6.      The Halliwell sisters in Charmed

 I can’t really narrow it down to one of them. I loved them all. If I had to pick… Piper, probably. She owns a bar and she’s got the best hair. Again, a mega series of the 90s, now on perpetual rerun, Charmed is about witch sisters living in modern day San Francisco, in an awesome house with a big family grimoire in the attic which always seems to have the information they need in it, despite the series being about a trillion episodes long and I’m sure the book isn’t that big.

 Charmed (which has the best theme music of probably any TV show apart from maybe Robin of Sherwood in the 80s) has the central premise that the three sisters are the Charmed Ones, possessing special unbeatable powers, and are guardians of humanity against a wealth of horrible demons and paranormal beings. The Charmed Ones operate the Power of Three, the combination of their power together being virtually unstoppable. The thing I like about this is that three is a sacred number in terms of the Goddess in paganism and witchcraft, with the Goddess – the feminine aspect of the universe, being depicted as a trinity of Maid-Mother-Crone. The sisters don’t represent this as they’re all young – although Piper becomes a mother – but at least the notion of a powerful trinity of women is in there somewhere, as it is throughout literature from the three witches in Macbeth onwards.
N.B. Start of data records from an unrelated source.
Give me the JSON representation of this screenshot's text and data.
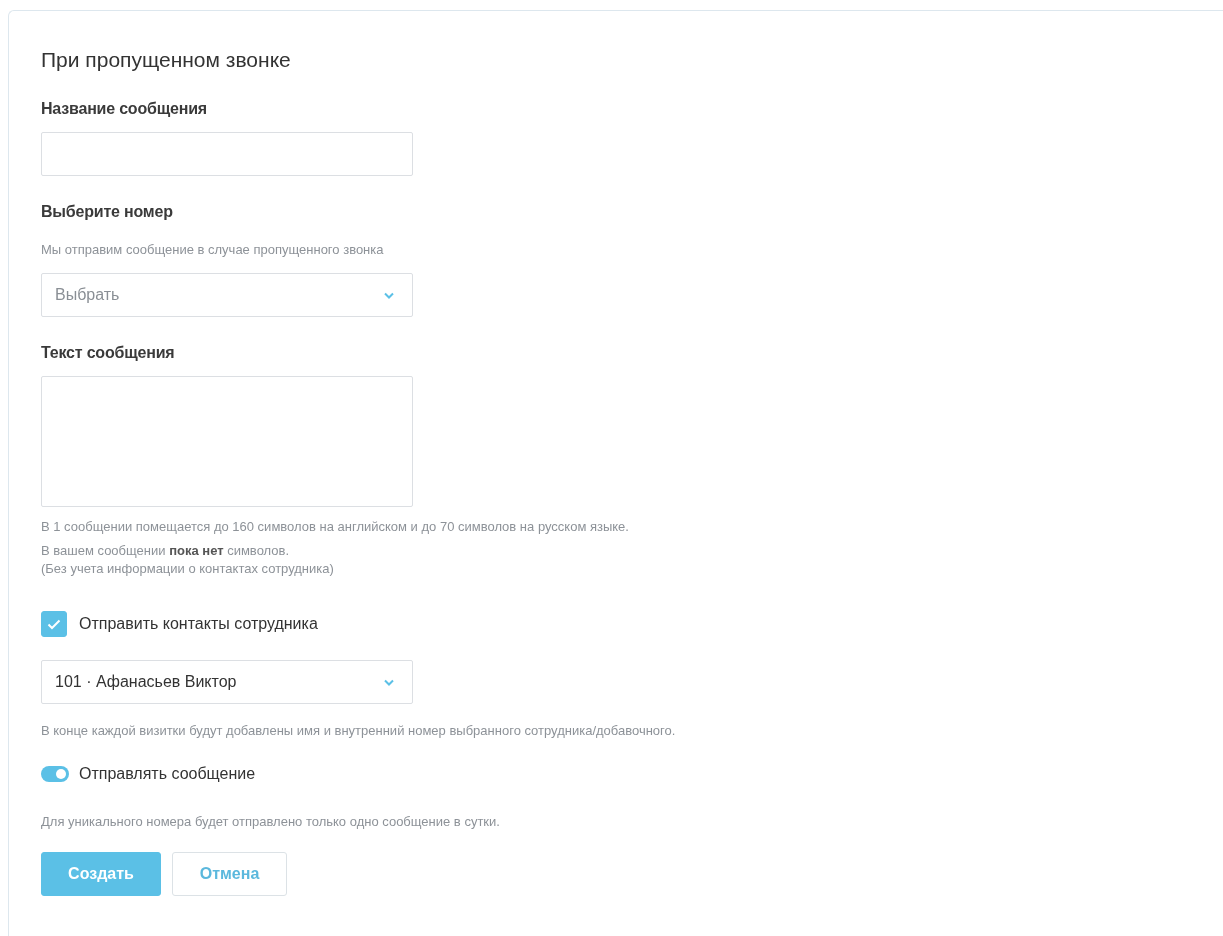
{
  "title": "При пропущенном звонке",
  "name_field": {
    "label": "Название сообщения"
  },
  "number_select": {
    "label": "Выберите номер",
    "hint": "Мы отправим сообщение в случае пропущенного звонка",
    "placeholder": "Выбрать"
  },
  "text_field": {
    "label": "Текст сообщения"
  },
  "text_notes": [
    "В 1 сообщении помещается до 160 символов на английском и до 70 символов на русском языке.",
    "В вашем сообщении **пока нет** символов.",
    "(Без учета информации о контактах сотрудника)"
  ],
  "send_contacts": {
    "label": "Отправить контакты сотрудника",
    "checked": true
  },
  "employee_select": {
    "value": "101 · Афанасьев Виктор"
  },
  "employee_note": "В конце каждой визитки будут добавлены имя и внутренний номер выбранного сотрудника/добавочного.",
  "send_toggle": {
    "label": "Отправлять сообщение",
    "on": true
  },
  "toggle_note": "Для уникального номера будет отправлено только одно сообщение в сутки.",
  "buttons": [
    {
      "label": "Создать",
      "kind": "primary"
    },
    {
      "label": "Отмена",
      "kind": "secondary"
    }
  ]
}
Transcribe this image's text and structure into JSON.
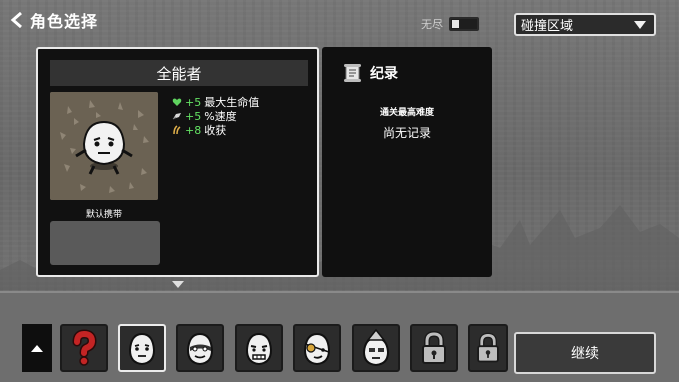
{
  "header": {
    "title": "角色选择"
  },
  "endless": {
    "label": "无尽",
    "enabled": false
  },
  "zone_select": {
    "selected": "碰撞区域"
  },
  "character": {
    "name": "全能者",
    "stats": [
      {
        "value": "+5",
        "label": "最大生命值",
        "icon": "heart-icon"
      },
      {
        "value": "+5",
        "label": "%速度",
        "icon": "speed-icon"
      },
      {
        "value": "+8",
        "label": "收获",
        "icon": "harvest-icon"
      }
    ],
    "default_item_label": "默认携带"
  },
  "record": {
    "title": "纪录",
    "subtitle": "通关最高难度",
    "value": "尚无记录"
  },
  "roster": [
    {
      "id": "random",
      "icon": "question-mark-icon",
      "locked": false,
      "selected": false
    },
    {
      "id": "well-rounded",
      "icon": "potato-icon",
      "locked": false,
      "selected": true
    },
    {
      "id": "brawler",
      "icon": "potato-mask-icon",
      "locked": false,
      "selected": false
    },
    {
      "id": "crazy",
      "icon": "potato-grin-icon",
      "locked": false,
      "selected": false
    },
    {
      "id": "ranger",
      "icon": "potato-eyepatch-icon",
      "locked": false,
      "selected": false
    },
    {
      "id": "mage",
      "icon": "potato-hat-icon",
      "locked": false,
      "selected": false
    },
    {
      "id": "locked-1",
      "icon": "lock-icon",
      "locked": true,
      "selected": false
    },
    {
      "id": "locked-2",
      "icon": "lock-icon",
      "locked": true,
      "selected": false
    }
  ],
  "continue_label": "继续",
  "colors": {
    "stat_value": "#63e263",
    "panel_bg": "#111111",
    "selected_border": "#ececec"
  }
}
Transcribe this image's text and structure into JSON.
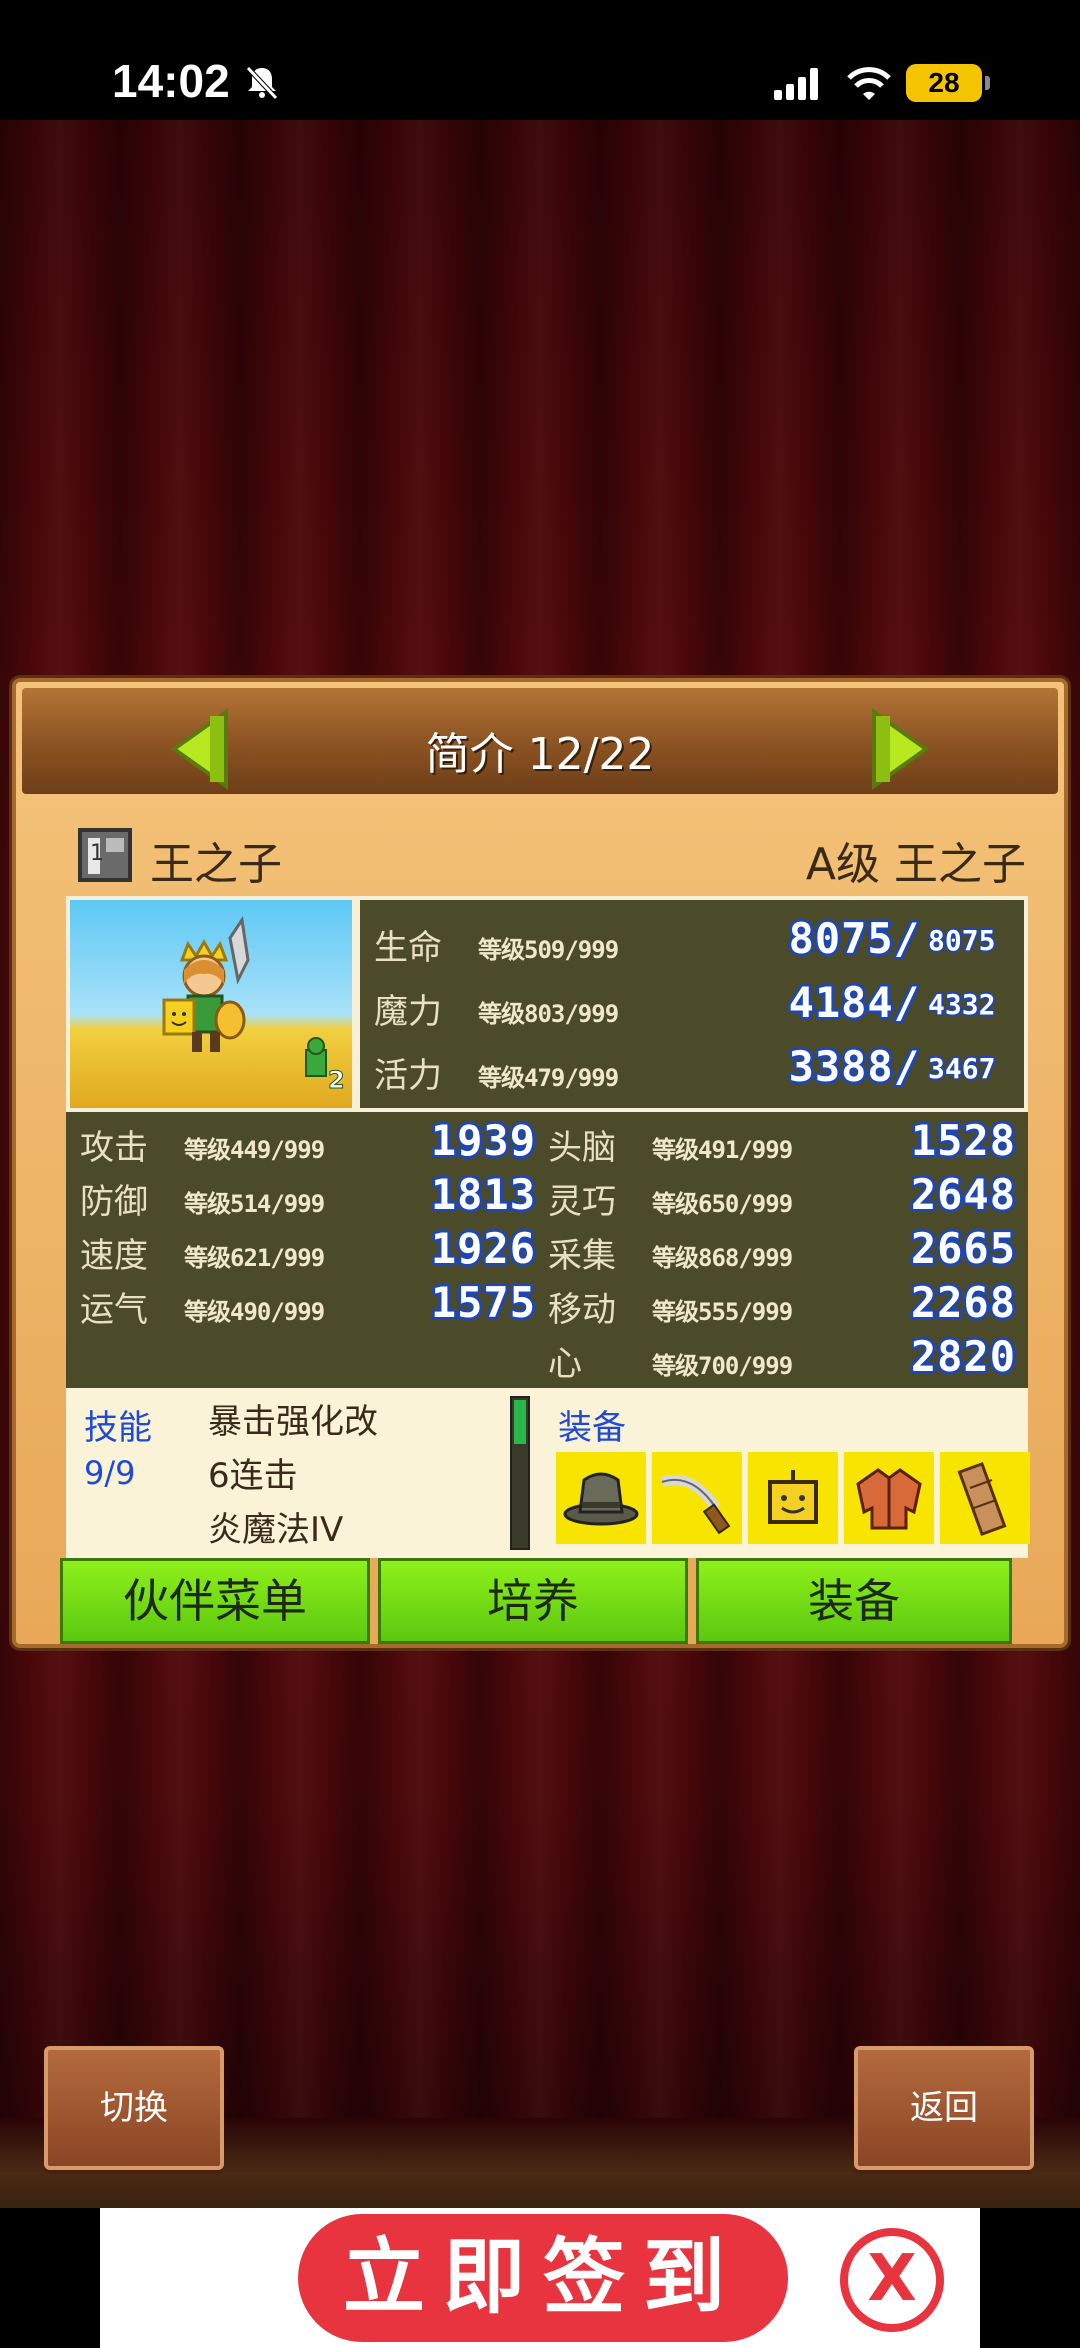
{
  "status_bar": {
    "time": "14:02",
    "battery": "28"
  },
  "panel": {
    "title": "简介 12/22",
    "name": "王之子",
    "rank_label": "A级 王之子",
    "portrait_badge": "2",
    "vitals": [
      {
        "label": "生命",
        "level": "等级509/999",
        "value": "8075/",
        "max": "8075"
      },
      {
        "label": "魔力",
        "level": "等级803/999",
        "value": "4184/",
        "max": "4332"
      },
      {
        "label": "活力",
        "level": "等级479/999",
        "value": "3388/",
        "max": "3467"
      }
    ],
    "stats_left": [
      {
        "label": "攻击",
        "level": "等级449/999",
        "value": "1939"
      },
      {
        "label": "防御",
        "level": "等级514/999",
        "value": "1813"
      },
      {
        "label": "速度",
        "level": "等级621/999",
        "value": "1926"
      },
      {
        "label": "运气",
        "level": "等级490/999",
        "value": "1575"
      }
    ],
    "stats_right": [
      {
        "label": "头脑",
        "level": "等级491/999",
        "value": "1528"
      },
      {
        "label": "灵巧",
        "level": "等级650/999",
        "value": "2648"
      },
      {
        "label": "采集",
        "level": "等级868/999",
        "value": "2665"
      },
      {
        "label": "移动",
        "level": "等级555/999",
        "value": "2268"
      },
      {
        "label": "心",
        "level": "等级700/999",
        "value": "2820"
      }
    ],
    "skills_title": "技能",
    "skills_count": "9/9",
    "skills": [
      "暴击强化改",
      "6连击",
      "炎魔法IV"
    ],
    "skill_gauge_fraction": 0.3,
    "equip_title": "装备",
    "equipment_icons": [
      "hat-icon",
      "sword-icon",
      "accessory-icon",
      "armor-icon",
      "scroll-icon"
    ],
    "buttons": {
      "partner_menu": "伙伴菜单",
      "train": "培养",
      "equip": "装备"
    }
  },
  "footer": {
    "switch": "切换",
    "back": "返回"
  },
  "ad": {
    "text": "立即签到",
    "close": "X"
  }
}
(Other favourites are Xayide in The Neverending Story, Susan Sarandon in The Witches of Eastwick, and all the witches in the original book – oh and the (again discontinued) TV series Eastwick; Tenar in The Tombs of Atuan by Ursula Le Guin, Circe in The Odyssey  and Madame Serena in the much underrated 80s film Teen Witch, which has to be seen if only for its bizarre song in the girls changing room in an otherwise not musical film at all.)

 So that’s my 6 – or in fact 9 – favourite fictional witches, with footnotes of many more which deserve their own post. That’s another post for another time. But in the meantime - merry meet, merry part, and merry meet again, dear friends. The Power of Three be with you; SWITCH, blessed be and hail to the guardians of the watchtowers of the east, west, north and south.